News/Research

Ken Goldberg and the Multiplicity at Tata Communication Summit

18 Jul, 2016

Ken Goldberg and the Multiplicity at Tata Communication Summit

Ken Goldberg, EECS professor and automaton extraordinaire, presented at Tata Communications's CEO Summit earlier this July in Ascot, UK. The summit is an exclusive event for a select group of CEOs from a wide range of sectors lead by global thought leaders. The theme of the 2016 Summit was "artificial intelligence meets emotional intelligence," with the thought that industry is bound to fulfill the potential that AI holds while safeguarding against it's disruptions. With this in mind, the summit pulled 50 CEOs from finance, manufacturing, energy, distribution and technology to hear AI experts speak.

Ken, who serves as the Director of the People and Robots Initiative (a CITRIS multicampus multidisciplinary research program established in April 2015) and UC Berkeley's Automation Sciences Research Lab (since 1995), spoke on "Multiplicity: Combining the Power of People and Machines" and also reviewed three books sensationalizing 'the singularity'. The singularity is the hypothetical event when a self-upgrading intelligent agent hits an intelligence explosion and surpasses human abilities.
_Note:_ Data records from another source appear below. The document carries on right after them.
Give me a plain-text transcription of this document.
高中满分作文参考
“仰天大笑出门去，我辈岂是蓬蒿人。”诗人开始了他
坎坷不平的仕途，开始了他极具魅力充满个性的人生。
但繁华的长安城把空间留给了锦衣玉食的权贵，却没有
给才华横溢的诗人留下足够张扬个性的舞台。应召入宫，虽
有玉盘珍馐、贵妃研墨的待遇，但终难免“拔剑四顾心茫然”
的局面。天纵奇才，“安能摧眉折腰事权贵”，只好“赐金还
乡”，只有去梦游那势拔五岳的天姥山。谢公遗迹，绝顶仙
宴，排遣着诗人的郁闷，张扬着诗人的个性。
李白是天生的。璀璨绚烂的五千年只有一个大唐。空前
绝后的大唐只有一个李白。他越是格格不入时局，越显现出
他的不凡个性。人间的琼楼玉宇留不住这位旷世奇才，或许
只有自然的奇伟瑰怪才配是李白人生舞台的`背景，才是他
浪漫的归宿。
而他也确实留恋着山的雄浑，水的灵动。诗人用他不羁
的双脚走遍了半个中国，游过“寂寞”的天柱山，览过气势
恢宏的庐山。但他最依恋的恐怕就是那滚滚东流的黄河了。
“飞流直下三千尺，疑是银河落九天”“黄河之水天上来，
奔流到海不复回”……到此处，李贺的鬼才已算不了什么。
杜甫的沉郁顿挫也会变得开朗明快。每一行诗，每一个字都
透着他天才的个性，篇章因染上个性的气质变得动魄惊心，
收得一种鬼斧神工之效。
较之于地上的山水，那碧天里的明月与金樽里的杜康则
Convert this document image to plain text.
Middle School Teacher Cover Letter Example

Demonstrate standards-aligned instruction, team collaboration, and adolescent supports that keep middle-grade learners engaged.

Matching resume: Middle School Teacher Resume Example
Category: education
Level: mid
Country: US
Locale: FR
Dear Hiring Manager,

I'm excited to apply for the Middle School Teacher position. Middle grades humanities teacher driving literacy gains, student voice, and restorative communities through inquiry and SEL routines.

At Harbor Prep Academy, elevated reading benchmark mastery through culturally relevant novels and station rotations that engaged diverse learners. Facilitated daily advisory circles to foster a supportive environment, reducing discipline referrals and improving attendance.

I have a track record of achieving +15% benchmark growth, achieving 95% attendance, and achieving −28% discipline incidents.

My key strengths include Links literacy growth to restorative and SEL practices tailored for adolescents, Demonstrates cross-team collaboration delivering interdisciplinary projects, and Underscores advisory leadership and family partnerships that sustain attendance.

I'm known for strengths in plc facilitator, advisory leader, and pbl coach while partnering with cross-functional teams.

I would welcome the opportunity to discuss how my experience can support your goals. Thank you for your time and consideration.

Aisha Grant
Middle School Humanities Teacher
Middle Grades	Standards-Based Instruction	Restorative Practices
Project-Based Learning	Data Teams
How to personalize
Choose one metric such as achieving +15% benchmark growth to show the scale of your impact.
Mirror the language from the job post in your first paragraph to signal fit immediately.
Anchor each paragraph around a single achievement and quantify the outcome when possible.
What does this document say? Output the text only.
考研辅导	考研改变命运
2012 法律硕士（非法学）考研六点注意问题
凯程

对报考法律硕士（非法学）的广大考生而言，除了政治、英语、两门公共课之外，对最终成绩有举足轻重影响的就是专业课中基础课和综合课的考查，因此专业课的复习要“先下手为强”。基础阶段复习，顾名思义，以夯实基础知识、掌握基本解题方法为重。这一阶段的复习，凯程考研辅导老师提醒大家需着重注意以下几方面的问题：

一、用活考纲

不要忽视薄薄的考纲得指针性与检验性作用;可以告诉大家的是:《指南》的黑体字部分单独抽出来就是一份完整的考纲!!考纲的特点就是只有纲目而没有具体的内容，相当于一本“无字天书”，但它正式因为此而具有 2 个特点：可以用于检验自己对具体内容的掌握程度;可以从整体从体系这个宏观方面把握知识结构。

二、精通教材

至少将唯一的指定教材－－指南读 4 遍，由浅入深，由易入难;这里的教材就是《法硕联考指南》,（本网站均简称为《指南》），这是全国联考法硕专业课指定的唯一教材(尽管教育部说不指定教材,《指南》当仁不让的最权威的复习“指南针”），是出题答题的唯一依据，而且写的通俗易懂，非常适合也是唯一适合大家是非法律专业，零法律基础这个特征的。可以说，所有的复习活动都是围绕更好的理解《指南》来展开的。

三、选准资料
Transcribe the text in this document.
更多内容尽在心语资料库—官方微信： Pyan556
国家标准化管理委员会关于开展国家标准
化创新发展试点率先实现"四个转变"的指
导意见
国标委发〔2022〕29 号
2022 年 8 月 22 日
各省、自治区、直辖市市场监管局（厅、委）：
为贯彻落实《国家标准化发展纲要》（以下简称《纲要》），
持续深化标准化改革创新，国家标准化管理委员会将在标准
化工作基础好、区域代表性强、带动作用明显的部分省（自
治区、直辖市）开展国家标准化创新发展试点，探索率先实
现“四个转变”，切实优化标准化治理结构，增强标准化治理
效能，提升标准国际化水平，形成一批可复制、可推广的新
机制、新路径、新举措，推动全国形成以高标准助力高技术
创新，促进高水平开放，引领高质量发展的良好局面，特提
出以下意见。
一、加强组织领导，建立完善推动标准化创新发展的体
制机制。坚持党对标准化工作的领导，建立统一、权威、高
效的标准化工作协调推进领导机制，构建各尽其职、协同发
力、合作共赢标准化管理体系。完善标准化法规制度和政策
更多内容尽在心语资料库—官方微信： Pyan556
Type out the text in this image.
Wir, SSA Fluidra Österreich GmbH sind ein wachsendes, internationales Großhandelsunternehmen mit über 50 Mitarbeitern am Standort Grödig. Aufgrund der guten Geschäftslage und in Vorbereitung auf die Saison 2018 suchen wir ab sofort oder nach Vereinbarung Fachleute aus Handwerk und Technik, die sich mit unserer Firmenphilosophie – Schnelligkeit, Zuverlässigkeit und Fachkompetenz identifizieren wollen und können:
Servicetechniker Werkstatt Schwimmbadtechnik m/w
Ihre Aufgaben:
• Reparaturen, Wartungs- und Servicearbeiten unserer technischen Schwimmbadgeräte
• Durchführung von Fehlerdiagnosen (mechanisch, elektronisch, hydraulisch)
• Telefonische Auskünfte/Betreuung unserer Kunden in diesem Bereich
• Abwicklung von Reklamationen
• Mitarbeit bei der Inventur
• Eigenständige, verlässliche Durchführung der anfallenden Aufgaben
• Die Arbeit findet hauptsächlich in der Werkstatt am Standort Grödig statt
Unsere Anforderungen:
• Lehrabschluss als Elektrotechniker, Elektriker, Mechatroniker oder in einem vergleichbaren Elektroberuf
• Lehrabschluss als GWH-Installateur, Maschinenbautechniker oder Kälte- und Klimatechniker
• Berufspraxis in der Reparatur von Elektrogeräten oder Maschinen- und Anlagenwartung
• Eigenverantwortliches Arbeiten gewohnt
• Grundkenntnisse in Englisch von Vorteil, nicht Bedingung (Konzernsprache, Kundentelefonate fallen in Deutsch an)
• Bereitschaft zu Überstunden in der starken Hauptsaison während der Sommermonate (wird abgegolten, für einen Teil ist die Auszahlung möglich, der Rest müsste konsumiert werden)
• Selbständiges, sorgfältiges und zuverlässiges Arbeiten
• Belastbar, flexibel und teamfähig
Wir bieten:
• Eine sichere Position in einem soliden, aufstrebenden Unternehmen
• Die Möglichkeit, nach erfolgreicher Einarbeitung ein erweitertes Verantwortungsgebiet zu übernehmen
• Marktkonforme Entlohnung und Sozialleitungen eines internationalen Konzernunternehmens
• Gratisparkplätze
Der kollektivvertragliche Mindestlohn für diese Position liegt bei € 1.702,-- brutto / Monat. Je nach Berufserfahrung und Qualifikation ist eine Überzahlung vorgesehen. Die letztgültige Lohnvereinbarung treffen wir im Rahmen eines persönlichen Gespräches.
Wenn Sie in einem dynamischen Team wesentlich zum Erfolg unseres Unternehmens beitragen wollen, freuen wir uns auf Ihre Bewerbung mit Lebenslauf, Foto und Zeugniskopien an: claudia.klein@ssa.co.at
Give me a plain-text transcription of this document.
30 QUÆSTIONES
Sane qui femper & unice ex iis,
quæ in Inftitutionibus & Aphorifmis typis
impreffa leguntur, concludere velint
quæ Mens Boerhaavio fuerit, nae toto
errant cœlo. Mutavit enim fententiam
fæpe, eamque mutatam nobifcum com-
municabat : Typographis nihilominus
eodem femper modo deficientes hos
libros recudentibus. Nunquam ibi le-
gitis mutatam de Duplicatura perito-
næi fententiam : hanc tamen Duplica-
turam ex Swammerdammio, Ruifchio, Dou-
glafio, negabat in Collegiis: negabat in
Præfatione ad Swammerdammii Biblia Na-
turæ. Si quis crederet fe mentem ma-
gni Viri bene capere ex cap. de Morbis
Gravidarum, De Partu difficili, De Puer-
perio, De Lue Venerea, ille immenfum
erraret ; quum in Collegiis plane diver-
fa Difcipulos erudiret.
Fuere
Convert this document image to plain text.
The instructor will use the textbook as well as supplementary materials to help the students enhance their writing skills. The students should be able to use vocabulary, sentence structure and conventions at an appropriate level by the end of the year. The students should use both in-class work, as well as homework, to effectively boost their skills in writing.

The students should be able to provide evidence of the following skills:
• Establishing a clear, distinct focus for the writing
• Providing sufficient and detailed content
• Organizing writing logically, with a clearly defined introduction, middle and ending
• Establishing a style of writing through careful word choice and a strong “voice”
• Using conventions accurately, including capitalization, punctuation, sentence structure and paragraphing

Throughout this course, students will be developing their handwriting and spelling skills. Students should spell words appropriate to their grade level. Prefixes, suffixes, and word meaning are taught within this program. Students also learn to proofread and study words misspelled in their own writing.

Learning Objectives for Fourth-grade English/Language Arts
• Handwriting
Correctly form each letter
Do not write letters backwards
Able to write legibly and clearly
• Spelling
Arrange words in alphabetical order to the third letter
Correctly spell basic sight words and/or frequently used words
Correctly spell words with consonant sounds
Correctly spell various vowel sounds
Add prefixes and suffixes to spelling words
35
This is assumed to be the end of the human era. While AI and robots are becoming more capable, they are not threatening such an event. In the meantime, the rhetoric of such a future distracts from the growing trend of human and machine collaboration.

Ken proposed instead a focus on 'the multiplicity.' Multiplicity combines machine learning, the wisdom of crowds, and cloud computing — people are essential to it. Multiplicity characterizes an emerging category of intelligent systems where diverse groups of people interact with diverse groups of machines to solve problems like searching for documents, filtering out spam emails, translating between languages, recommending news and movies, driving cars, and interpreting photos and videos.